Robert Turner

Montréal, 6 juin 1920;
vit à Winnipeg

Robert Turner est l’un des premiers compositeurs canadiens importants qui ait reçu la majeure partie de sa formation musicale au Canada. Il a aussi étudié brièvement en Angleterre et aux États-Unis, mais il est essentiellement de formation canadienne. Souvent dépeint comme un homme plutôt timide, qui s’exprime d’une voix douce, il a coiffé plusieurs chapeaux musicaux en plus de celui de compositeur, notamment comme professeur et réalisateur à la radio.

Études

Robert Turner obtient son baccalauréat de l’Université McGill en 1943 et son doctorat du même établissement en 1953. Dans l’intervalle, il sert dans l’Aviation royale du Canada et, à son retour à la vie civile, obtient sa maîtrise du George Peabody College for Teachers à Nashville (Tennessee). Il étudie aussi quelque temps au Royal College of Music à Londres. Il a pour professeurs des personnalités aussi dissemblables que le Canadien Claude Champagne, l’Anglais Gordon Jacob, le Français Olivier Messiaen et l’États-unien Roy Harris.

La musique

Robert Turner est, de son propre aveu, un compositeur éclectique. Son vaste catalogue comprend des compositions qui épousent des éléments d’atonalité, de jazz, d’harmonies modales et en quartes. Certaines de ces œuvres comptent parmi les plus jouées de tout le répertoire canadien, en particulier Opening Night Overture et Symphony for Strings. Quel que soit le style qu’il emprunte, le compositeur est d’avis que toute musique doit être « notée avec précision, chargée d’émotion et orientée vers l’auditeur ». Il évoque l’évolution de son style en ces termes : « Dans les dix premières années de ma carrière de compositeur, soit de 1950 à 1960 environ, j’écrivais dans un style polytonal, librement chromatique, souvent néoclassique. Vers 1960, je me suis tourné vers l’écriture dodécaphonique. Puis, en 1969, j’ai commencé à trouver que la technique dodécaphonique était passablement contraignante, qu’elle produisait des résultats musicaux souvent similaires, et qu’il existait beaucoup d’autres approches ou types de musiques que j’avais envie d’utiliser pour m’exprimer. Depuis, je m’efforce de travailler dans différents styles, en variant les échelles et les modes, en ayant même parfois recours à l’écriture aléatoire. Mais quel que soit le style dans lequel j’ai écrit, je n’ai jamais adopté une forme d’écriture étrange ou difficile au point de perdre les auditoires. Le public s’est toujours montré plutôt réceptif à ma musique. »

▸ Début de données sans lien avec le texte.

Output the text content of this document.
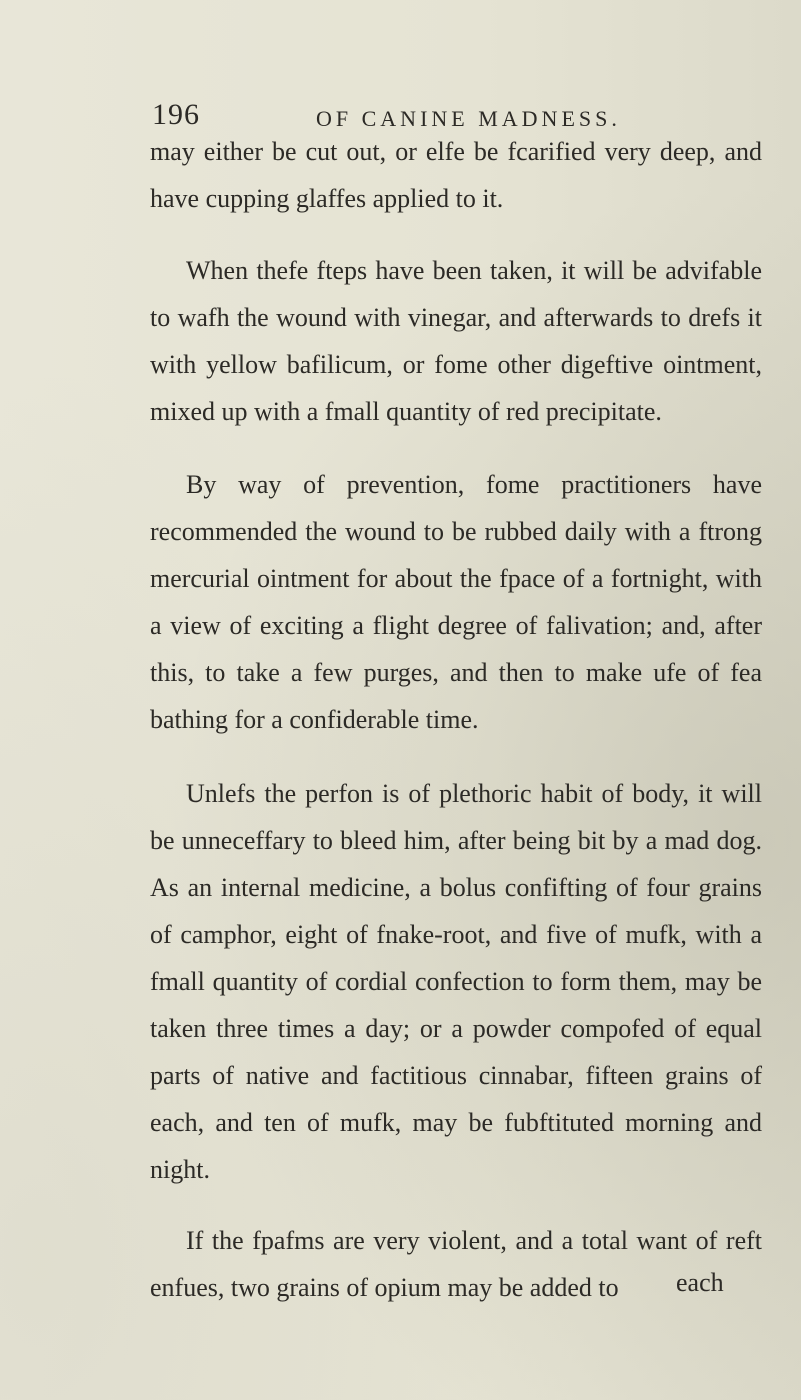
196	OF CANINE MADNESS.

may either be cut out, or elfe be fcarified very deep, and have cupping glaffes applied to it.

When thefe fteps have been taken, it will be advifable to wafh the wound with vinegar, and afterwards to drefs it with yellow bafilicum, or fome other digeftive ointment, mixed up with a fmall quantity of red precipitate.

By way of prevention, fome practitioners have recommended the wound to be rubbed daily with a ftrong mercurial ointment for about the fpace of a fortnight, with a view of exciting a flight degree of falivation; and, after this, to take a few purges, and then to make ufe of fea bathing for a confiderable time.

Unlefs the perfon is of plethoric habit of body, it will be unneceffary to bleed him, after being bit by a mad dog. As an internal medicine, a bolus confifting of four grains of camphor, eight of fnake-root, and five of mufk, with a fmall quantity of cordial confection to form them, may be taken three times a day; or a powder compofed of equal parts of native and factitious cinnabar, fifteen grains of each, and ten of mufk, may be fubftituted morning and night.

If the fpafms are very violent, and a total want of reft enfues, two grains of opium may be added to	each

L’homme derrière la musique

« Je ne suis pas porté vers les extrêmes, ni d’un côté ni de l’autre », explique Robert Turner. « Certaines de mes œuvres, comme Opening Night, sont un peu plus exubérantes, mais dans l’ensemble ma musique est plutôt directe, de tempérament égal et peu portée sur les grands effets dramatiques. Je suis une personne assez optimiste, et je crois que cela se reflète aussi dans ma musique. »

L’opéra

Robert Turner affirme que l’opéra est son genre préféré en musique, aussi bien comme auditeur qu’en qualité de compositeur. « À l’adolescence, j’écoutais les émissions en direct du Metropolitan Opera, et j’ai étudié et écouté un grand nombre d’opéras, traditionnels et contemporains. J’ai écrit de la musique de film pour des documentaires et des dramatiques télé, en plus de mes deux opéras, et je pense avoir le tour de main pour produire de la musique qui correspond à des situations dramatiques. » Les deux opéras auxquels Robert Turner fait allusion sont The Brideship, sur un livret de George Woodcock (1968), et l’opéra intégral Vile Shadows, dont le livret est l’œuvre de Norman Newton (1982).

Autres activités

Robert Turner a consacré une part importante de sa vie professionnelle à œuvrer comme réalisateur d’émissions musicales pour la radio anglaise de Radio Canada à Vancouver (1952-1968). Il a aussi connu une carrière de professeur à la fois longue et distinguée à l’University of British Columbia (1955-1957), à l’Université Acadia (1968-1969) et, surtout, à l’Université du Manitoba (1969-1985). À sa retraite de ce dernier établissement, il y a été nommé professeur émérite. Parmi ses élèves les plus connus, mentionnons Jim Hiscott, Diana McIntosh et Glenn Buhr.

Prix et récompenses

En 1993, Robert Turner a reçu la Médaille commémorative du 125e anniversaire de la Confédération du Canada. Dix ans plus tard, soit en 2003, il recevait la Médaille commémorative du Jubilé de la reine et était nommé membre de l’Ordre du Canada. Sa Troisième symphonie a été mise en nomination pour un prix Juno en 2005 et a été couronnée d’un Western Canadian Music Award la même année.